The Spirit Gives Life
The Hebrew word שָׁבֻעֹת֙ – Shavuot (sha-voo-ot) literally means ‘weeks’. Exodus 34:22 says, “And thou shalt observe the feast of weeks, of the firstfruits of wheat harvest.” The phrase ‘feast of weeks’ is translated from the Hebrew – חַ֤ג שָׁבֻעֹת֙ – chag shavuot. In Modern Hebrew, the word חג – means ‘holiday’. The time of Shavuot is given in Leviticus 23:15-16: “And ye shall count unto you from the morrow after the sabbath, from the day that ye brought the sheaf of the wave offering; seven sabbaths shall be complete: Even unto the morrow after the seventh sabbath shall ye number fifty days; and ye shall offer a new meat offering unto the LORD.” The phrase ‘seven sabbaths’ is from the Hebrew – שֶׁ֥בַע שַׁבָּת֖וֹת – sheva shabatot (plural of Shabbat). So Shavuot occurs 7 weeks plus one day or 50 days after Passover. According to Jewish tradition, Shavuot marks the giving of the Law, the Torah on Mt. Sinai and the Hebrew phrase, Matan Torah ( מתן תורה ) refers to this. Therefore, much emphasis is placed on the Word of God and the Ten Commandments at Shavuot. In Israel, many students will study the Torah ALL NIGHT on Shavuot!
The first four mo’edim are also very prominent in the New Testament and it is important to understand the connection back to Leviticus 23. The first key is Jesus’ statement in Matthew 5:17, “Think not that I am come to destroy the law, or the prophets: I am not come to destroy, but to fulfil.” His coming was to fulfill or bring to completion, the law and the prophets (ie, the T’nakh), not destroy or do away with it. Later the Apostle Paul explained that the holy days of the T’nakh, ie., the mo’edim, “are a shadow of things to come; but the body is of Christ.” (Colossians 2:16-17) Just as a shadow points back to the person who cast it, so the mo’edim point to different aspects of Christ’s work.
The New Testament book of Acts says “And when the day of Pentecost was fully come …” Since the New Testament was written in Greek rather than Hebrew, the Greek term ‘Pentecost’ is used for Shavuot. The prefix ‘pente’ refers to five referring to the 50 days between Passover and Shavuot. Recall that after His resurrection, Jesus was upon the earth for 40 days before He ascended to Heaven. (cf. Luke 24:49-51; Acts 1:3). He instructed His disciples, “…tarry ye in the city of Jerusalem, until ye be endued with power from on high.” (Luke 24:49) This happened 10 days later (or 50 days from Passover) as Luke records in Acts 2:2,4, “And suddenly there came a sound from heaven as of a rushing mighty wind, and it filled all the house where they were sitting … And they were all filled with the Holy Ghost.”
Shavuot is also one of the three pilgrim feasts known in Hebrew as Shalosh Regalim – שלוש רגלים. The other two are Passover and Sukkot.
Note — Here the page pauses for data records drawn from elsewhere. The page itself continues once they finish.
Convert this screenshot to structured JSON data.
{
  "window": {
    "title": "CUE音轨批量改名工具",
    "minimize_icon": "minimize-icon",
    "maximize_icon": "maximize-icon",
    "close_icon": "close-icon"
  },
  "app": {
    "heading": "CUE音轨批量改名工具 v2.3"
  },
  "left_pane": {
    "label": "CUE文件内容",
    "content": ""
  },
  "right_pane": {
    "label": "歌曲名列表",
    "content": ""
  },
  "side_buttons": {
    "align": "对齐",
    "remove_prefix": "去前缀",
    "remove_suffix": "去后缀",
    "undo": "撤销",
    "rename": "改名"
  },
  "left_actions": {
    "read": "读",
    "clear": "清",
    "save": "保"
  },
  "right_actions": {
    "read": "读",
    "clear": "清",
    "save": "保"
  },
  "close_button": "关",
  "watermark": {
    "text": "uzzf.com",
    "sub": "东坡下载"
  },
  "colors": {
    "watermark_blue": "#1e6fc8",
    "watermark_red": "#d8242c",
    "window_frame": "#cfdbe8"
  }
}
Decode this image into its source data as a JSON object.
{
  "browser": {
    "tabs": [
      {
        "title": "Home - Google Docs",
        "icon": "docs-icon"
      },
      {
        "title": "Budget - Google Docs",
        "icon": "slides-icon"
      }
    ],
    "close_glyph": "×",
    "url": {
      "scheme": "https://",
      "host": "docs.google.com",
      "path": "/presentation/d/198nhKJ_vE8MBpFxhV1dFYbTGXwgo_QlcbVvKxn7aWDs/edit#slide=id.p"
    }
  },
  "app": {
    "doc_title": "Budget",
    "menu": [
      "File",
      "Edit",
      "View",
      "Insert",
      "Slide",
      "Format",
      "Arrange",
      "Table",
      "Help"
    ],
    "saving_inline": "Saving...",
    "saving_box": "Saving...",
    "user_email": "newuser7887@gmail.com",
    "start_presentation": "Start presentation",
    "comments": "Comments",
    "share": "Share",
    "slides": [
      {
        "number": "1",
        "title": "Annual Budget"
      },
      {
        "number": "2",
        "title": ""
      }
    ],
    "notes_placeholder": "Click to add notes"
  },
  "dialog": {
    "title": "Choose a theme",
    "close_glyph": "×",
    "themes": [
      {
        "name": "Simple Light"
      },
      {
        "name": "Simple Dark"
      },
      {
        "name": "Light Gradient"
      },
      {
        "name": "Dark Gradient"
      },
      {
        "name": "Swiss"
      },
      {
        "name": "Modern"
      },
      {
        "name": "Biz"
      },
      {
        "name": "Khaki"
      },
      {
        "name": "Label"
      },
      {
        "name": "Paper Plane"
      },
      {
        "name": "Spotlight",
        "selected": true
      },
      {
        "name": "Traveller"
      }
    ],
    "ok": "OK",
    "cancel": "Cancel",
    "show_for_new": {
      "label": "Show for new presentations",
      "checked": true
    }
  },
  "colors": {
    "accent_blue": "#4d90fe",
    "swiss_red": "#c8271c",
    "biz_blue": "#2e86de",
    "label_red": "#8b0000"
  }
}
Exodus 34:23 states, “Thrice in the year shall all your men children appear before the Lord GOD, the God of Israel.” The men were required to make the journey to Jerusalem three times a year for these three feasts. If they could, they took their families also. This explains why Jews from ‘every nation’ were in Jerusalem on
Shavuot: “And there were dwelling at Jerusalem Jews, devout men, out of every nation under heaven.” (Acts 2:5) Verses 9-11 lists all the countries that they came from: “Parthians, and Medes, and Elamites, and the dwellers in Mesopotamia, and in Judaea, and Cappadocia, in Pontus, and Asia, Phrygia, and Pamphylia, in Egypt, and in the parts of Libya about Cyrene, and strangers of Rome, Jews and proselytes, Cretes and Arabians, we do hear them speak in our tongues the wonderful works of God.” (Acts 2:9-11) God worked a special miracle on the day of Pentecost to allow the disciples to speak to these who had come in Jerusalem in their own language. The word ‘tongues’ simply refers to the languages of those present. This miracle was like a reversal of what occurred at the Tower of Babel in Genesis 10. There God divided the languages of the people. At Pentecost, God worked a miracle to allow those of many different languages to hear the good news of what Jesus had accomplished in Jerusalem.
The New Testament teaches that the Holy Spirit birthed ‘the church’ on the day of Pentecost with ‘church’ referring not to buildings, but to those who believed on Jesus. The church is not an organization created by men. It is not a ‘denomination’. It has NOTHING to do with Rome. It is a living organism birthed by God. While on earth, Jesus referred to believers as ‘his body’. He did not mean a physical body of flesh and blood, but the company of all who believed in Him. I think it is truly amazing that Shavuot (Pentecost) marks God’s “inauguration” if you will, of both Covenants: the Old Covenant on Mt. Sinai and the New Covenant on the day of Pentecost.